Quick reference definitions
- Population: complete set of all elements under study.
- Sample: subset of the population.
- Census: data collection from every member of the population.
- Parameter: numerical summary of a population.
- Statistic: numerical summary of a sample.
- Descriptive statistics: summarize data (numerical summaries, tables, graphs).
- Inferential statistics: generalize from sample to population and assess reliability.
- Qualitative vs quantitative data; discrete vs continuous data.

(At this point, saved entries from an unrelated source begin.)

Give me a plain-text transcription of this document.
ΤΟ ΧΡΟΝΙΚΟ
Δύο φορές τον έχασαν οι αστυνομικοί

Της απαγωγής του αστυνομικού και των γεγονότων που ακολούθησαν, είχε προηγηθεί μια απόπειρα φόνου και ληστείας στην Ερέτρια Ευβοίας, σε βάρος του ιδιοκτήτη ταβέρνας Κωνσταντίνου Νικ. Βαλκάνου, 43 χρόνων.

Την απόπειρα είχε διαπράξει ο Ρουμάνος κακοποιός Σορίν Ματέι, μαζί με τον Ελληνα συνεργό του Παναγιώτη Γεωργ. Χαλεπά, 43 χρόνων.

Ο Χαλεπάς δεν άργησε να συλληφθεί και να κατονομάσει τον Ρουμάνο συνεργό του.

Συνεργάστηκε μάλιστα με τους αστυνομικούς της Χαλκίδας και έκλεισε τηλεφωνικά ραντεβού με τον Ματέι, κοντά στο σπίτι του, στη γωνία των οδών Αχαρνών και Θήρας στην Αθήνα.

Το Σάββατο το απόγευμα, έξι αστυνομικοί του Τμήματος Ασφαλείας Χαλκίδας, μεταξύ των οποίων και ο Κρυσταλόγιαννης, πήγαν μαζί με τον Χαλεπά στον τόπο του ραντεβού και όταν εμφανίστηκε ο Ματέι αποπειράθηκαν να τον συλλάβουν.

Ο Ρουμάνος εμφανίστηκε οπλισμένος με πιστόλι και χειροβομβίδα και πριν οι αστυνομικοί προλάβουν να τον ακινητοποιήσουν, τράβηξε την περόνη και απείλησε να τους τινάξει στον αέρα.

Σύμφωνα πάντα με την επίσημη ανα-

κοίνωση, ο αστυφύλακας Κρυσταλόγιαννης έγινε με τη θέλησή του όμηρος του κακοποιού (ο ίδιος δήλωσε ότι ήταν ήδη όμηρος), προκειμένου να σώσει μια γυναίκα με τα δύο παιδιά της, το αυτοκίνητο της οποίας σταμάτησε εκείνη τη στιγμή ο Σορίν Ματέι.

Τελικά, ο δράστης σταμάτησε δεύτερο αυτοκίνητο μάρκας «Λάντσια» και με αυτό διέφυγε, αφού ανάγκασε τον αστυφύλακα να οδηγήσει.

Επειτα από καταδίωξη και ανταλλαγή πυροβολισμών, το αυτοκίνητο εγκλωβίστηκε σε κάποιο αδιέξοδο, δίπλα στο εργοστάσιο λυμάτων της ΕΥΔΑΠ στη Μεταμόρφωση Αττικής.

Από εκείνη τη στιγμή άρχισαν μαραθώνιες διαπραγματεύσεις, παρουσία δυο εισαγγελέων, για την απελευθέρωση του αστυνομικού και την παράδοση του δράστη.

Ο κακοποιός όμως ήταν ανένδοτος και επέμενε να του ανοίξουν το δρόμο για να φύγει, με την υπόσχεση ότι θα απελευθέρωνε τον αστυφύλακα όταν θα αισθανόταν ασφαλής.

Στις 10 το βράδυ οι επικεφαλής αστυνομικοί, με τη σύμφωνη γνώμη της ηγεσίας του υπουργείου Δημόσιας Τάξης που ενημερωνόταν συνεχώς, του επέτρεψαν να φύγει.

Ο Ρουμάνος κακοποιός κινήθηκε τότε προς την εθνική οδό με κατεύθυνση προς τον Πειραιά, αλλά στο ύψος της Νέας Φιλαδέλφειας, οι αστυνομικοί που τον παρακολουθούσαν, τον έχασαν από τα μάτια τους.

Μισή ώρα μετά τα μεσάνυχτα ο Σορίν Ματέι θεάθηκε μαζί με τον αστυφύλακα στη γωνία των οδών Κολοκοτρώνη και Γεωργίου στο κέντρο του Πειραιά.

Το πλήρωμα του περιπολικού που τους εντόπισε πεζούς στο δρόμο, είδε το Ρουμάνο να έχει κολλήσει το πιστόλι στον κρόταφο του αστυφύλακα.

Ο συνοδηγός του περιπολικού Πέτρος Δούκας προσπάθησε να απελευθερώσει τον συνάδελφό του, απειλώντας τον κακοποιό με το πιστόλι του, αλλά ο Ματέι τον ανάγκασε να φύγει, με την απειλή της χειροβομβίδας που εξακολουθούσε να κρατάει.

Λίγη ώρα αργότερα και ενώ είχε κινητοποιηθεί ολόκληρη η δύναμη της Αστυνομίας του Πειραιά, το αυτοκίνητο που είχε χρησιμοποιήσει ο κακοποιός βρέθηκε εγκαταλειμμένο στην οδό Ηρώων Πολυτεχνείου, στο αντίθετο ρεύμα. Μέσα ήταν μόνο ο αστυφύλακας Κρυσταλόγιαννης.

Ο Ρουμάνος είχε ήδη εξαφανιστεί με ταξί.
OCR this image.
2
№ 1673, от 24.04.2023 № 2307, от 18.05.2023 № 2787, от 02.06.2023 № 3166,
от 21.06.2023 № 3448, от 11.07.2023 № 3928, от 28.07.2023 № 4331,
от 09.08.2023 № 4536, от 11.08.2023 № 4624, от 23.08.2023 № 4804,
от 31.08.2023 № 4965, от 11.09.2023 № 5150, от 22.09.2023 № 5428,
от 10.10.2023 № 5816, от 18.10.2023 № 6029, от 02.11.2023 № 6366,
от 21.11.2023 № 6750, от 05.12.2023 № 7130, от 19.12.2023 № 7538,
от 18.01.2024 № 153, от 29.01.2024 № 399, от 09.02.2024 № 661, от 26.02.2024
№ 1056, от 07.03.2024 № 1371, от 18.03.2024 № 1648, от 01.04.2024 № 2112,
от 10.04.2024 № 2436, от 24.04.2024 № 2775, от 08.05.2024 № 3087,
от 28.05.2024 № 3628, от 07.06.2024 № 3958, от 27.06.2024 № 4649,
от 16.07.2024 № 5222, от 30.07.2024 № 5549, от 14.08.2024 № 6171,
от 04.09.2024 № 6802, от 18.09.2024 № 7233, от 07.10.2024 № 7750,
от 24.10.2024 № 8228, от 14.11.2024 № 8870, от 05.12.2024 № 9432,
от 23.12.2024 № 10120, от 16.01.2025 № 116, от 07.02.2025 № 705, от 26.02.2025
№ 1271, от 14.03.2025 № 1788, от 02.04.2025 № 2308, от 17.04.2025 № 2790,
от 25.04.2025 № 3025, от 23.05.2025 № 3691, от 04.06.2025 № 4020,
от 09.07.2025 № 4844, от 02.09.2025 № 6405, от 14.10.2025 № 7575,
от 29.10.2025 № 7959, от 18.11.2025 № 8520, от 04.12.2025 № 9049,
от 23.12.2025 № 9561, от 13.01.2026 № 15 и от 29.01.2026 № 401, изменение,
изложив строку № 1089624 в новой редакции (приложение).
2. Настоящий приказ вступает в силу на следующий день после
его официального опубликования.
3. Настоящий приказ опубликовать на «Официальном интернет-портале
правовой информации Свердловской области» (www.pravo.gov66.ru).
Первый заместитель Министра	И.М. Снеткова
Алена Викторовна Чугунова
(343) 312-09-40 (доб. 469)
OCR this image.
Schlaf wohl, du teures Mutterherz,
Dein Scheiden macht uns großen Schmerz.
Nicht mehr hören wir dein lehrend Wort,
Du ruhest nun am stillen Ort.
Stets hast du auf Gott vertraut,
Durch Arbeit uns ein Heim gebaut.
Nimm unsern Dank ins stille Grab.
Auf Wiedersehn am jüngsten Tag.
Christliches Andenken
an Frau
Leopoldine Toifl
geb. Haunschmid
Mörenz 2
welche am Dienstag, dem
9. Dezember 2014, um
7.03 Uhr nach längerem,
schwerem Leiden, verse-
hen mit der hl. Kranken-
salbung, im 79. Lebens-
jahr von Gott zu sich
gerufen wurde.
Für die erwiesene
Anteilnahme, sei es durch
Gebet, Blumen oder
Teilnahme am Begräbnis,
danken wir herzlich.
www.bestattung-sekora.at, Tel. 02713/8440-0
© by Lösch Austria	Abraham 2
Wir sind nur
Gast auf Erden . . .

- Levels of measurement: nominal, ordinal, interval, ratio.
Notation reminders (typical in practice)
- Population parameter: \theta\u007f (theta)
- Sample statistic: \hat{\theta}\u007f (hat theta)
- When a sample statistic estimates a population parameter, the statistic is an estimator of the parameter.
Important numerical references from the transcript
- NYC walk buttons: 3250 total; 77% do not work.
- Sample of executives: n = 877; 45% would not hire someone with a typographic error.
- Campus job example: population percentage 84.9%; sample with 250 students yields 86.4% with a job.
- Example 6 labeling: ratio, ordinal, ratio, nominal.
- Example 4 labeling: discrete, continuous, continuous.
- Levels of measurement labels: N, O, I, R.
Summary tips for exam preparation
- Be able to define and distinguish: population vs sample, census, parameter vs statistic, descriptive vs inferential statistics.
- Be able to classify variables as qualitative vs quantitative, and further as discrete vs continuous when quantitative.
- Be able to determine the level of measurement for a given variable (nominal, ordinal, interval, ratio) and justify the classification.
- Remember the example contexts (city data, employment data, school data) as templates for thinking about real-world datasets.
- Practice identifying how the level of measurement affects permissible operations (e.g., addition/subtraction for interval/ratio; no meaningful order for nominal).